On Jun 14, 2013, at 20:23 , Eric Firing <efiring@hawaii.edu> wrote:
On 2013/06/14 7:22 AM, Nathaniel Smith wrote:
On Wed, Jun 12, 2013 at 7:43 PM, Eric Firing <efiring@hawaii.edu> wrote:
On 2013/06/12 2:10 AM, Nathaniel Smith wrote:
Personally I think that overloading np.empty is horribly ugly, will continue confusing newbies and everyone else indefinitely, and I'm 100% convinced that we'll regret implementing such a warty interface for something that should be so idiomatic. (Unfortunately I got busy and didn't actually say this in the previous thread though.) So I think we should just merge the PR as is. The only downside is the np.ma inconsistency, but, np.ma is already inconsistent (cf. masked_array.fill versus masked_array.filled!), somewhat deprecated,
"somewhat deprecated"? Really? Since when? By whom? Replaced by what?
Sorry, not trying to start a fight, just trying to summarize the situation. As far as I can tell:
Despite heroic efforts on the part of its authors, numpy.ma has a number of weird quirks (masked data can still trigger invalid value errors), misfeatures (hard versus soft masks), and just plain old pain points (ongoing issues with whether any given operation will respect or preserve the mask).
The "invalid value errors" are a side-effect of some design decisions taken 6-7 years ago. It turned out to be more efficient in terms of speed to follow an approach "compute without the mask, put it back afterwards" than the original "mask before, fill the holes with some value, compute, put the mask back": some functions like `pow` that were not part of the very first implementations twisted my arm on this one. It's far from perfect, it's rather disappointing, but I don't see a workaround with the current "let's do it in python" approach. Any other implementation would have to be done directly in C (or maybe in Cython, it's been 5 years since I last touched it).
It's been in deep maintenance mode for some time; we merge the occasional bug fix that people send in, and that's it. (To be fair, numpy as a whole is fairly slow-moving, but numpy.ma still gets much less attention.)
It never had a lot...
Therefore, my impression is that a majority (not all, but a majority) of numpy developers strongly recommend against the use of numpy.ma in new projects.
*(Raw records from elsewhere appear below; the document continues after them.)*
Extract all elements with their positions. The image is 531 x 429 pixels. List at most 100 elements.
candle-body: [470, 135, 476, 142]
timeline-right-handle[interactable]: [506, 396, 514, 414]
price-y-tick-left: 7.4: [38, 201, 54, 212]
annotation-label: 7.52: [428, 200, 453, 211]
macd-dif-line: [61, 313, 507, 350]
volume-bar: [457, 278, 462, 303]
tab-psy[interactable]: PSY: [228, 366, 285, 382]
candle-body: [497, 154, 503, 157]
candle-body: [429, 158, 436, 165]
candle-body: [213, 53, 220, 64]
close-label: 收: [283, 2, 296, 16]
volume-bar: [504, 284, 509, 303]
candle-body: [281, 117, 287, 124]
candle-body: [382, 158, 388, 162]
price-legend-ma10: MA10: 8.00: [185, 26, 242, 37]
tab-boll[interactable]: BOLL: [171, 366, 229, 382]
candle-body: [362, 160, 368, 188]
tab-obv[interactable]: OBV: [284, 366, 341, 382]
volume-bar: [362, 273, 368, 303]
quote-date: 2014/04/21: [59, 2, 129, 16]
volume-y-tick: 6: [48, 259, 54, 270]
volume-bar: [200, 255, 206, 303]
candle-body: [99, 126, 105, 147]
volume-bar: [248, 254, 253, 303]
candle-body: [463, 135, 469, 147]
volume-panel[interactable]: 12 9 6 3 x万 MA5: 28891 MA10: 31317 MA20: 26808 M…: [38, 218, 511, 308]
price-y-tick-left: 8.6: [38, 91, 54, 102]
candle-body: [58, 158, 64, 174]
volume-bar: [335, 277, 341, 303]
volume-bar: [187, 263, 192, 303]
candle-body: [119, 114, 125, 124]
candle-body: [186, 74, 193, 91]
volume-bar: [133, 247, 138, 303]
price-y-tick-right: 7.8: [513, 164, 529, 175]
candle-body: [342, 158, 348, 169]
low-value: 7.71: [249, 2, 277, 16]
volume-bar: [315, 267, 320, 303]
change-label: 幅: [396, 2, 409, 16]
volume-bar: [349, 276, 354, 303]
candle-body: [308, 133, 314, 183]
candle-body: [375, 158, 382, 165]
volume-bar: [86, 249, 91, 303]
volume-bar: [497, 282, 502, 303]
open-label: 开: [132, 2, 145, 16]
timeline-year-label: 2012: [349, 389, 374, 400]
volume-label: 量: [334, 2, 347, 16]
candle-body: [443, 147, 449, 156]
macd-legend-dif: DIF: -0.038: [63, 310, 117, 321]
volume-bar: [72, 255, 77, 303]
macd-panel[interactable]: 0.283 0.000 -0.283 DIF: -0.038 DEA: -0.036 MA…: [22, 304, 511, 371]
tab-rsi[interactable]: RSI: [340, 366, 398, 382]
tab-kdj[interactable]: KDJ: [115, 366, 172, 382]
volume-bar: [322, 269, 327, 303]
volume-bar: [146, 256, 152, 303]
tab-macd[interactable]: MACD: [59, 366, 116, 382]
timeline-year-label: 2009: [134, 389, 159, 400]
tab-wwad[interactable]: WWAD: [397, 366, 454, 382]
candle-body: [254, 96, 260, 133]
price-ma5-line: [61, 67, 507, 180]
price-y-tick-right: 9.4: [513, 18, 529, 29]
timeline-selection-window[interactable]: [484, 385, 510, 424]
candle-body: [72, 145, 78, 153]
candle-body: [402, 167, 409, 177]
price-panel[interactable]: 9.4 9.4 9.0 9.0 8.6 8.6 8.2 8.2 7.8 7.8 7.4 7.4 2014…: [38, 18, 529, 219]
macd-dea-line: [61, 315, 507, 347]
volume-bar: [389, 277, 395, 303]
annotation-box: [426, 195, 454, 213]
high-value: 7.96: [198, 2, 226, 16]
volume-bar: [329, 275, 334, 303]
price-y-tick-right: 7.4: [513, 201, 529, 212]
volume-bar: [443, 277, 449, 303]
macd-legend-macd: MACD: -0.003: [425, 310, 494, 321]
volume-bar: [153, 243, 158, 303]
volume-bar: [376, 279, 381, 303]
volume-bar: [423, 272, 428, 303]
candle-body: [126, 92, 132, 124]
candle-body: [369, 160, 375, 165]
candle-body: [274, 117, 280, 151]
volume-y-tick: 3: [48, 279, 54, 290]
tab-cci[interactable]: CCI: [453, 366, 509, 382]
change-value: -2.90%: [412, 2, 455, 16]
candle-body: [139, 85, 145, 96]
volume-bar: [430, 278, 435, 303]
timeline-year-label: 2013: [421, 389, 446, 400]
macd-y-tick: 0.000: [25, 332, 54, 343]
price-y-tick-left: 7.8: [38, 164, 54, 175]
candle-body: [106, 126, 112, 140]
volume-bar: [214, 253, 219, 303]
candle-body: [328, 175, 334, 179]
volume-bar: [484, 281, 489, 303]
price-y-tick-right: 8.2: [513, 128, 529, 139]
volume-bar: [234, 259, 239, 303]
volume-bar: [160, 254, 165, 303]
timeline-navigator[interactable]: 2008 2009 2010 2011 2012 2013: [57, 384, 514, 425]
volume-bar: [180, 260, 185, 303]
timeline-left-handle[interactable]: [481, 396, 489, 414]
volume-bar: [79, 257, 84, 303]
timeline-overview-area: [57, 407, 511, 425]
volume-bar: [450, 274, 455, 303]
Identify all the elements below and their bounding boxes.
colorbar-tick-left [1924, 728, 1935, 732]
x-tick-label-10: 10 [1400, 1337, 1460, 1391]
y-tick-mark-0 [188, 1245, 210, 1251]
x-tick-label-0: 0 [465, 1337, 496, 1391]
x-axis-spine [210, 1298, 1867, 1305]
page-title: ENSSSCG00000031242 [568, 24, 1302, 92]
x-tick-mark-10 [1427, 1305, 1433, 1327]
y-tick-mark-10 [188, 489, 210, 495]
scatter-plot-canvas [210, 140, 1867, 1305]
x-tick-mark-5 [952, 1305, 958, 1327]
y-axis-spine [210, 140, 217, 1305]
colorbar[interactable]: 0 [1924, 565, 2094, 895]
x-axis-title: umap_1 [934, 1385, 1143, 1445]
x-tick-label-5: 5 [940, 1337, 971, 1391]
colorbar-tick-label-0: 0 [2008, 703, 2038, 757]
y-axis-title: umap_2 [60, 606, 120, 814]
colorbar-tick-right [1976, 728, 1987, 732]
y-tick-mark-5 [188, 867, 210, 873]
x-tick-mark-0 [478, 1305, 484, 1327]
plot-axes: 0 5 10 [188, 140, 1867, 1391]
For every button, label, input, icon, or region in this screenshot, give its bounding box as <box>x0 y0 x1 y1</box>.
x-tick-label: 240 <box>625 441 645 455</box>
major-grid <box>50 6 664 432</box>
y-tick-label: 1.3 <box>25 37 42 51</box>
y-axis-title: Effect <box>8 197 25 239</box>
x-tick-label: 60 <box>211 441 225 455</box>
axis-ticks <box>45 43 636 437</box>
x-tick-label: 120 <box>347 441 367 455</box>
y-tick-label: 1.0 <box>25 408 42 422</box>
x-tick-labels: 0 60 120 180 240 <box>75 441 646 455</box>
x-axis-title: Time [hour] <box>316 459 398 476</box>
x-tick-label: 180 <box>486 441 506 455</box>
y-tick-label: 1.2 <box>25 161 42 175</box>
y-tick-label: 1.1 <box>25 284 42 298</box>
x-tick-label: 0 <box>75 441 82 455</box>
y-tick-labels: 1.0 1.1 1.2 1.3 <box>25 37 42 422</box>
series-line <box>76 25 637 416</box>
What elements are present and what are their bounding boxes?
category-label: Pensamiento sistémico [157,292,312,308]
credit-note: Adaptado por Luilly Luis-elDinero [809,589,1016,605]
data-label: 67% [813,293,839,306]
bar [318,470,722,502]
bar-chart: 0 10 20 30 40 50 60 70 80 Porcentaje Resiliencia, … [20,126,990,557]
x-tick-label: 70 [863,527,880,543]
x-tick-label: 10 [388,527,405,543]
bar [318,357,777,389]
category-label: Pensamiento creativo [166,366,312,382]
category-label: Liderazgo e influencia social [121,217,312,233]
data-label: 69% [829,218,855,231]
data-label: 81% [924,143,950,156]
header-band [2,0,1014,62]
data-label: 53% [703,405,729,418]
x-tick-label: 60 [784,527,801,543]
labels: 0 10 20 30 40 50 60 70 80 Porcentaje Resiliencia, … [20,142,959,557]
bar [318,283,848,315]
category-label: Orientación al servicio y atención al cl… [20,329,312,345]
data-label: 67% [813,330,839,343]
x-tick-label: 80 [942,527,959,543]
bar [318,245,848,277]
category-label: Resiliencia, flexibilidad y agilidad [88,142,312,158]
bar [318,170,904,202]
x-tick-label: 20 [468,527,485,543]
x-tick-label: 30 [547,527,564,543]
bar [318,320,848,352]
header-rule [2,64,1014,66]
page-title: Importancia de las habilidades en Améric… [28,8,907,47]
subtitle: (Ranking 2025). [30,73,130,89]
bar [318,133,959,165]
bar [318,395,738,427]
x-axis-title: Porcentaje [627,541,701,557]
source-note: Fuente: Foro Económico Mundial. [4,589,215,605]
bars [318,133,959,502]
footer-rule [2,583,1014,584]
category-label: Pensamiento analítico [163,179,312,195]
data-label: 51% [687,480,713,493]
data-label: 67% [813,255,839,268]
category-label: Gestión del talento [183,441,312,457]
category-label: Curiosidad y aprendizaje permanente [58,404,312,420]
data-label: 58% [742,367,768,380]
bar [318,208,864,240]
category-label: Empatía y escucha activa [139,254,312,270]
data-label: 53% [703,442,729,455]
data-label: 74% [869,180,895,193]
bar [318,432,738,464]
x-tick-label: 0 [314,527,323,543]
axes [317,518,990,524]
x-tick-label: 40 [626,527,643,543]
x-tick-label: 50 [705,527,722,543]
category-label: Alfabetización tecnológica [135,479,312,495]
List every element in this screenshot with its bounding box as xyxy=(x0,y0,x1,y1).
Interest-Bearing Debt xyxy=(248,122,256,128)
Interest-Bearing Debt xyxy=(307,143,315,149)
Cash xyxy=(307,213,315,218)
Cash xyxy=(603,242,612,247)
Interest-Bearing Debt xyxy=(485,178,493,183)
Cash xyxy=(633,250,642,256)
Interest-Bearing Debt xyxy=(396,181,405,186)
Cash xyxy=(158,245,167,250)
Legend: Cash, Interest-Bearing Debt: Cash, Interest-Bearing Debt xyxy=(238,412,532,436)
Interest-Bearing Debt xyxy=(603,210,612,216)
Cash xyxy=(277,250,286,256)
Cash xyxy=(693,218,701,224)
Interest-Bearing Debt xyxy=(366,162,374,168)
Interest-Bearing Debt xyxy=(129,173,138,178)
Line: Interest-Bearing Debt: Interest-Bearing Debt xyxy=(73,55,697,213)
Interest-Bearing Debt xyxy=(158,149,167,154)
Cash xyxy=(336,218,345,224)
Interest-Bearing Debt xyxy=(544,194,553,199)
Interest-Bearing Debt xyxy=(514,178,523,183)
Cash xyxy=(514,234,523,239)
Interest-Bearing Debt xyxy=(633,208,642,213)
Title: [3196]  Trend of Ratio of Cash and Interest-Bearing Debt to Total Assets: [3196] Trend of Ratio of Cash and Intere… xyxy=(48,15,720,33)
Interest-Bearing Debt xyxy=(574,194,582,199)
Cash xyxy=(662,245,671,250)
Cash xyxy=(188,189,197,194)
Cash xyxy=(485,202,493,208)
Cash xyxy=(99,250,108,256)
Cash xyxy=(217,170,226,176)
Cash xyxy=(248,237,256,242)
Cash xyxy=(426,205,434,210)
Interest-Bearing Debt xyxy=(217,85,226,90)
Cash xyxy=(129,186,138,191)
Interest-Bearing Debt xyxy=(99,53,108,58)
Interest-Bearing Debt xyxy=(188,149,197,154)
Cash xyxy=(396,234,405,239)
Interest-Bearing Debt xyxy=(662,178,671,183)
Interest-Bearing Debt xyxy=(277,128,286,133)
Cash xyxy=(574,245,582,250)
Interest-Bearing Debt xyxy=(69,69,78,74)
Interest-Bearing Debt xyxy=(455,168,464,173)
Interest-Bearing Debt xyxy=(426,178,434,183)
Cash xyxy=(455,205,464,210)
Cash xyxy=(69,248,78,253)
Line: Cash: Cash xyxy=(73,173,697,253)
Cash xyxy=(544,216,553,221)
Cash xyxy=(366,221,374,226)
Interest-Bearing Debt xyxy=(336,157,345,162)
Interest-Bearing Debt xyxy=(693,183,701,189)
And you take that from? OK, to be frank, *I* would advise against a very naive use of np.ma: there are plenty of tricks to know to be really efficient with masked arrays. Most of the functions of the module are just for convenience in interactive mode…
I think we can agree that there is major interest in having good numpy support for one or more styles of missing/masked values. You might not agree, but I will assert that the style of support provided by np.ma is *very* useful; it serves a real purpose in working code. We do agree that np.ma has problems. It is not at all clear to me, however, that those problems cannot or should not be fixed. Even if they can't, I don't think they are so severe that it is wise to try to kill off np.ma *before* there is a good replacement.
Quite agreed with that
In the NA branch, an attempt was made to lay the groundwork for solid missing/masked support. I did not agree with every design aspect,
Talking about it, was a consensus (or at least a majority) reached about NA w/vs missing data ?
but I thought it was nevertheless good as groundwork, and could be used to greatly improve np.ma, to provide a different style of support for those who require it, and perhaps to lead over the very long term to a withering away of the need for np.ma.
When I started rewriting np.ma, Paul Dubois wrote me that 'if he were to do it again, it'd be in C, and that he disagreed with my approach' (I'm paraphrasing, but the gist is here). Of course, like every kid, I thought I knew better. In retrospect, he was quite right. I'm no longer convinced that MaskedArray as a subclass of ndarray is a correct approach. It works, it worked well enough for my needs at the time, it was a very educational journey, but if I were to do it again...
Is there any way to revive this line of development? To satisfy the needs of people coming from the R world *and* of people for whom np.ma is, despite its warts, an important tool? This seems to me to be the single biggest area where numpy needs development.
I'm always surprised by the antagonism some people have towards np.ma… You can't always use NaN to represent the missing information you're doomed to meet in the real world.
It looks like this problem needs dedicated resources: a grant, a major corporate effort, or both.
<plug class="shameless">Fund me I'm yours</plug
Numpy is central to python in science, but it doesn't seem to have a corresponding level of direction and support.
Ecco. More seriously, I'd be delighted to help. I can no longer work on it full time as I used to (even if I were not supposed to) but I can often explain why things were done the way they are and how we could improve them..